Kontaktaufnahme und Kontoeröffnung erfolgen immer über die Sparkasse. Am besten ist es daher, die Sparkasse und den S-CountryDesk frühzeitig einzubinden, wenn Geschäftsaktivitäten in Großbritannien geplant sind.

Das Wichtigste zum Brexit in Kürze

  • Mit dem Brexit am 31.1.2020 begann die Übergangsphase („Transition Phase“) bis 31.12.2020, in der das Vereinigte Königreich weiterhin die EU-Regulierung beibehält und Handel ohne Einschränkungen möglich ist.
  • Das britische Parlament hat bereits beschlossen, keine Verlängerung der Übergangsphase zu beantragen.
  • Ob ein geordneter Brexit mit einem Freihandelsabkommen oder ein harter No-Deal-Brexit kommt, ist weiterhin unklar.
  • Falls bis Ende 2020 kein Handelsabkommen zustande kommt, wird der Handel zwischen UK und den EU-Staaten auf die Regeln der Welthandelsorganisation (WTO) zurückfallen.

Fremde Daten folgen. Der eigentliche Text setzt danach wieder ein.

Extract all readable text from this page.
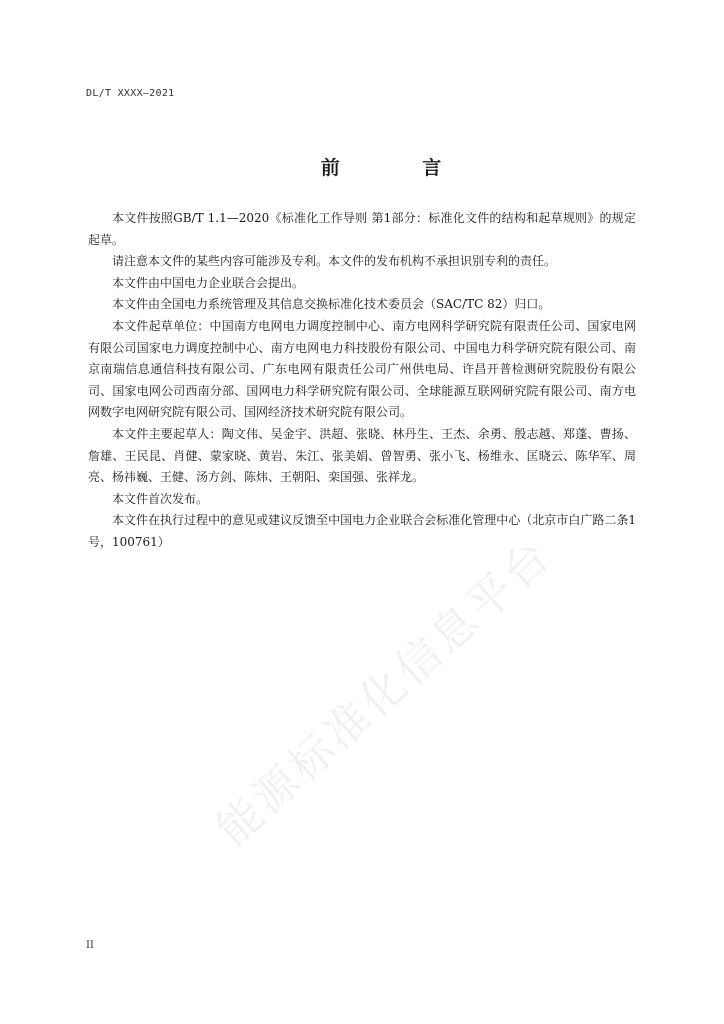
DL/T XXXX—2021
前 言

本文件按照GB/T 1.1—2020《标准化工作导则 第1部分：标准化文件的结构和起草规则》的规定起草。

请注意本文件的某些内容可能涉及专利。本文件的发布机构不承担识别专利的责任。

本文件由中国电力企业联合会提出。

本文件由全国电力系统管理及其信息交换标准化技术委员会（SAC/TC 82）归口。

本文件起草单位：中国南方电网电力调度控制中心、南方电网科学研究院有限责任公司、国家电网有限公司国家电力调度控制中心、南方电网电力科技股份有限公司、中国电力科学研究院有限公司、南京南瑞信息通信科技有限公司、广东电网有限责任公司广州供电局、许昌开普检测研究院股份有限公司、国家电网公司西南分部、国网电力科学研究院有限公司、全球能源互联网研究院有限公司、南方电网数字电网研究院有限公司、国网经济技术研究院有限公司。

本文件主要起草人：陶文伟、吴金宇、洪超、张晓、林丹生、王杰、余勇、殷志越、郑蓬、曹扬、詹雄、王民昆、肖健、蒙家晓、黄岩、朱江、张美娟、曾智勇、张小飞、杨维永、匡晓云、陈华军、周亮、杨祎巍、王健、汤方剑、陈炜、王朝阳、栾国强、张祥龙。

本文件首次发布。

本文件在执行过程中的意见或建议反馈至中国电力企业联合会标准化管理中心（北京市白广路二条1号，100761） 能源标准化信息平台
II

  • Wahrscheinlicher ist jedoch, dass sich ein „Minimal-Handelsdeal“ ergibt
  • Für ein schnelles Abkommen müsste sich Boris Johnson auf die Bedingungen der Europäischen Union einlassen.
  • Je mehr Marktzugang Johnson haben will, desto mehr Regeln muss seine Regierung akzeptieren.